New London comics
'And for my finale - the Human Lightning rod!'
Sell your act in a line...'Andrew O'Neill is so funny you may die'
Manor Manor House, right next to Finsbury Park.
Who is he? What makes this self-confessed anarchist, vegan, transvestite, misanthropic psychogeographer, metalhead and musician want to get up in public and get laughs? Perhaps it goes back to the time when a nine-year-old O’Neill began taping and learning ‘Blackadder’. Or those junior school assemblies when Andrew and his friend Tom performed comic sketches. ‘Connecting with people,’ he suggests. ‘Knowing my perverted ideas are lurking in thousands of brains across the country, just waiting for my signal.’
He studied film at the University of North London. He’s worked in various shops including Selfridges, ‘demonstrating inflatable goo’. He did street-based charity fundraising. ‘That experience led me to hate charities and to form Hinder the Aged to fuck them up.’
He describes stand-up as ‘a stupidly pleasant existence. I can’t believe they pay us, to be honest. We’re basically just showing off.’ He likes surrealism, non-sequiturs and making people laugh ‘with things they can’t explain’. When he started out, back in 2002, he coined the term ‘comedygrind’ to describe the speed and intensity of his delivery. ‘It comes from grindcore – a hybrid of metal and punk. It doesn’t apply any longer. Now that I’ve learned pacing.’ He says he’s a lot like death-metal band Carcass in that respect.

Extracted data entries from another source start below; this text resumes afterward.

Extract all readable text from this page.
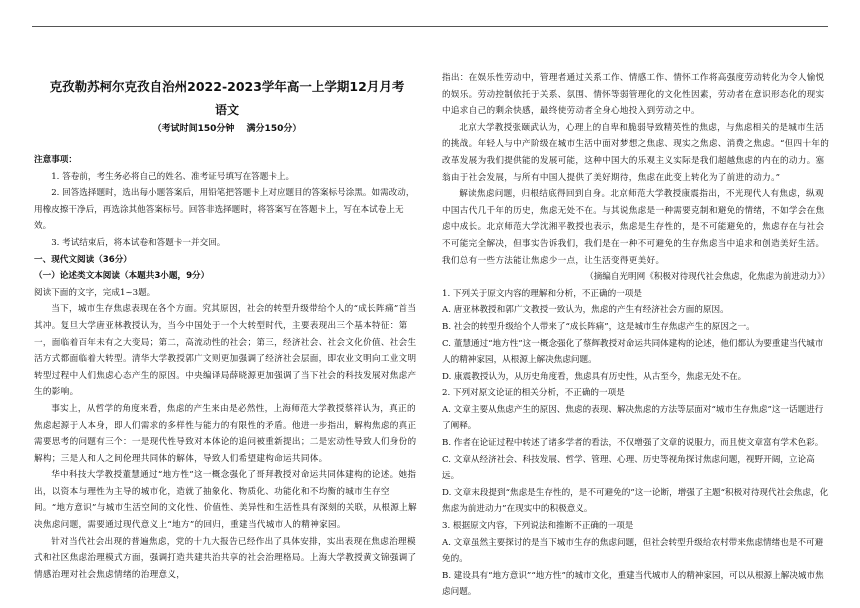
克孜勒苏柯尔克孜自治州2022-2023学年高一上学期12月月考
语文
（考试时间150分钟　 满分150分）

注意事项：

1. 答卷前，考生务必将自己的姓名、准考证号填写在答题卡上。

2. 回答选择题时，选出每小题答案后，用铅笔把答题卡上对应题目的答案标号涂黑。如需改动，用橡皮擦干净后，再选涂其他答案标号。回答非选择题时，将答案写在答题卡上，写在本试卷上无效。

3. 考试结束后，将本试卷和答题卡一并交回。

一、现代文阅读（36分）

（一）论述类文本阅读（本题共3小题，9分）

阅读下面的文字，完成1~3题。

当下，城市生存焦虑表现在各个方面。究其原因，社会的转型升级带给个人的“成长阵痛”首当其冲。复旦大学唐亚林教授认为，当今中国处于一个大转型时代，主要表现出三个基本特征：第一，面临着百年未有之大变局；第二，高流动性的社会；第三，经济社会、社会文化价值、社会生活方式都面临着大转型。清华大学教授郭广文则更加强调了经济社会层面，即农业文明向工业文明转型过程中人们焦虑心态产生的原因。中央编译局薛晓源更加强调了当下社会的科技发展对焦虑产生的影响。

事实上，从哲学的角度来看，焦虑的产生来由是必然性，上海师范大学教授蔡祥认为，真正的焦虑起源于人本身，即人们需求的多样性与能力的有限性的矛盾。他进一步指出，解构焦虑的真正需要思考的问题有三个：一是现代性导致对本体论的追问被重新提出；二是宏动性导致人们身份的解构；三是人和人之间伦理共同体的解体，导致人们希望建构命运共同体。

华中科技大学教授董慧通过“地方性”这一概念强化了哥拜教授对命运共同体建构的论述。她指出，以资本与理性为主导的城市化，造就了抽象化、物质化、功能化和不均衡的城市生存空间。“地方意识”与城市生活空间的文化性、价值性、美异性和生活性具有深刻的关联，从根源上解决焦虑问题，需要通过现代意义上“地方”的回归，重建当代城市人的精神家园。

针对当代社会出现的普遍焦虑，党的十九大报告已经作出了具体安排，实出表现在焦虑治理模式和社区焦虑治理模式方面，强调打造共建共治共享的社会治理格局。上海大学教授黄文锦强调了情感治理对社会焦虑情绪的治理意义，

指出：在娱乐性劳动中，管理者通过关系工作、情感工作、情怀工作将高强度劳动转化为令人愉悦的娱乐。劳动控制依托于关系、氛围、情怀等弱管理化的文化性因素，劳动者在意识形态化的现实中追求自己的剩余快感，最终使劳动者全身心地投入到劳动之中。

北京大学教授张颐武认为，心理上的自卑和脆弱导致精英性的焦虑，与焦虑相关的是城市生活的挑战。年轻人与中产阶级在城市生活中面对梦想之焦虑、现实之焦虑、消费之焦虑。“但四十年的改革发展为我们提供能的发展可能，这种中国大的乐观主义实际是我们超越焦虑的内在的动力。塞翁由于社会发展，与所有中国人提供了美好期待，焦虑在此变上转化为了前进的动力。”

解读焦虑问题，归根结底得回到自身。北京师范大学教授康震指出，不光现代人有焦虑，纵观中国古代几千年的历史，焦虑无处不在。与其说焦虑是一种需要克制和避免的情绪，不如学会在焦虑中成长。北京师范大学沈湘平教授也表示，焦虑是生存性的，是不可能避免的，焦虑存在与社会不可能完全解决，但事实告诉我们，我们是在一种不可避免的生存焦虑当中追求和创造美好生活。我们总有一些方法能让焦虑少一点，让生活变得更美好。

（摘编自光明网《积极对待现代社会焦虑，化焦虑为前进动力》）

1. 下列关于原文内容的理解和分析，不正确的一项是

A. 唐亚林教授和郭广文教授一致认为，焦虑的产生有经济社会方面的原因。

B. 社会的转型升级给个人带来了“成长阵痛”，这是城市生存焦虑产生的原因之一。

C. 董慧通过“地方性”这一概念强化了蔡辉教授对命运共同体建构的论述，他们都认为要重建当代城市人的精神家园，从根源上解决焦虑问题。

D. 康震教授认为，从历史角度看，焦虑具有历史性，从古至今，焦虑无处不在。

2. 下列对原文论证的相关分析，不正确的一项是

A. 文章主要从焦虑产生的原因、焦虑的表现、解决焦虑的方法等层面对“城市生存焦虑”这一话题进行了阐释。

B. 作者在论证过程中转述了诸多学者的看法，不仅增强了文章的说服力，而且使文章富有学术色彩。

C. 文章从经济社会、科技发展、哲学、管理、心理、历史等视角探讨焦虑问题，视野开阔，立论高远。

D. 文章末段提到“焦虑是生存性的，是不可避免的”这一论断，增强了主题“积极对待现代社会焦虑，化焦虑为前进动力”在现实中的积极意义。

3. 根据原文内容，下列说法和推断不正确的一项是

A. 文章虽然主要探讨的是当下城市生存的焦虑问题，但社会转型升级给农村带来焦虑情绪也是不可避免的。

B. 建设具有“地方意识”“地方性”的城市文化，重建当代城市人的精神家园，可以从根源上解决城市焦虑问题。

O’Neill went to Edinburgh with his splendidly deadpan, diligently researched show ‘Winston Churchill Was Jack the Ripper’ (the clue is in the title). He also runs the Troy Club, a comedy night for inventive performers like himself. ‘It’s a reaction to the profit-motivated, corporate side of the business. Most promoters seem to care more about their bar takings than the quality of the comedy they put on.’
Worst gig The time, about a year in, when he realised the stand-up circuit wasn’t alternative any more.
Favourite comedians Isy Suttie, Sarah Kendall, Stephen Carlin, Tony Law, Andy Zaltzman, Simon Munnery, Paul Foot.
Favourite London clubs Downstairs at the King’s Head – ‘a perfect club in every way. They play jazz before the show starts. There’s a low ceiling. It’s intimate, friendly, and they nurture talent.’ ED Comedy Club – ‘it’s run by people who have a love for it.’
Look out for Andrew’s appearance at the rock and comedy night Speakeazy with the Orator in Camden (Sept 27), his Troy Club show (Oct 4), gigs at Hampstead Comedy Club, Upstairs at the Queen’s Head and the Comedy Store (all on Oct 7) and the NO2ID (anti-identity cards) show he’s organised at the Hackney Empire (Oct 1).